Straftat und Härtefall-Scheidung

OLG Dresden, Beschluss vom 16.04.2012 − 23 UF 1041/11
Ernsthafte Bedrohungen und Tätlichkeiten rechtfertigen eine sofortige Scheidung wegen unzumutbarer Härte


Sachverhalt: Anfang 2011 eskalierten die Streitigkeiten zwischen den Eheleuten: Der Ehemann bedrohte seine Frau wiederholt mit dem Tod und kündigte an, er werde das Wohnhaus anzünden. Nach einer wilden Prügelei zwischen dem Ehemann und Landwirt und Schwiegervater zog die Ehefrau mit ihren Eltern aus. Dass sie sich scheiden lassen wollte, stand schon fest, als die Frau im Mai noch einmal auf den Hof fuhr, um einige Sachen abzuholen. Dort verfolgte sie ihr Ehemann mit einem Zimmermanns-Hammer und schrie, sie werde nicht mehr „lebend vom Hof kommen“. Daraufhin beantragte die Frau beim Amtsgericht, die Ehe sofort zu scheiden – ohne das Trennungsjahr abwarten zu müssen.

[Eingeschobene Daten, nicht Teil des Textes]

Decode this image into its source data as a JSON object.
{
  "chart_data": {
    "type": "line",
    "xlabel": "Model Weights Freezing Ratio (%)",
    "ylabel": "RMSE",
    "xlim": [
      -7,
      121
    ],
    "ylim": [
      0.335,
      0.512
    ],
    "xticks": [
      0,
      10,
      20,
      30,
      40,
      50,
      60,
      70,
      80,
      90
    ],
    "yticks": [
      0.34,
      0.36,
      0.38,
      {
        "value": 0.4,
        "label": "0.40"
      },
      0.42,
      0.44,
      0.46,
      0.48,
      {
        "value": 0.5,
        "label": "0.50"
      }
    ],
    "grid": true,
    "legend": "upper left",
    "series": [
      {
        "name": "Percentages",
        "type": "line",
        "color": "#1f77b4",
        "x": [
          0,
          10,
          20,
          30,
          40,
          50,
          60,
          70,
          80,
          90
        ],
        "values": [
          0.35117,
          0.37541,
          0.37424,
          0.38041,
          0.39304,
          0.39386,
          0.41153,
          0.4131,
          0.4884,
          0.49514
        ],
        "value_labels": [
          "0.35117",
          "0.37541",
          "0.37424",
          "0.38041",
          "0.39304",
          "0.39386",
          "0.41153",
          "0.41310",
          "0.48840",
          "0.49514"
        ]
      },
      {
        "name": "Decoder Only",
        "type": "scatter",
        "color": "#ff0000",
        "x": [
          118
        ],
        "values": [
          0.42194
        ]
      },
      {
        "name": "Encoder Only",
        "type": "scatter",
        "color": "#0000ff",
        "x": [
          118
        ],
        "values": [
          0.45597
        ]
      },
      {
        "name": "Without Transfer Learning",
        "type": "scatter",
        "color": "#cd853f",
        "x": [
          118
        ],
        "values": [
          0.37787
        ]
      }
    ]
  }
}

Aus den Gründen: (Zitat) „Diese unzumutbare Härte liegt nach Auffassung des Senats vor. Sie muss sich auf das Eheband, d. h. das „Weiter-Miteinander-Verheiratet-Sein“ beziehen, nicht bloß auf die Fortsetzung des ehelichen Zusammenlebens. An die unzumutbare Härte sind strenge Anforderungen zu stellen. Da es sich um eine Ausnahmesituation gegenüber der bloß gescheiterten Ehe handeln muss, kommt eine vorzeitige Scheidung bei bloßen Schwierigkeiten, Unstimmigkeiten oder ehetypischen Zerwürfnissen nicht in Betracht (Palandt/Brudermüller, BGB, 71. Aufl., § 1565 Rdnr. 9). Ausreichend für die Annahme einer unzumutbaren Härte in diesem Zusammenhang können jedoch unter anderem schwere Beleidigungen, grobe Ehrverletzungen, grobe Verstöße gegen die ehelichen Pflichten und ernsthafte Bedrohungen sein (OLG Brandenburg, FamRZ 2001, FAMRZ Jahr 2001 Seite 1458 = BeckRS 2001, BECKRS Jahr 30156064).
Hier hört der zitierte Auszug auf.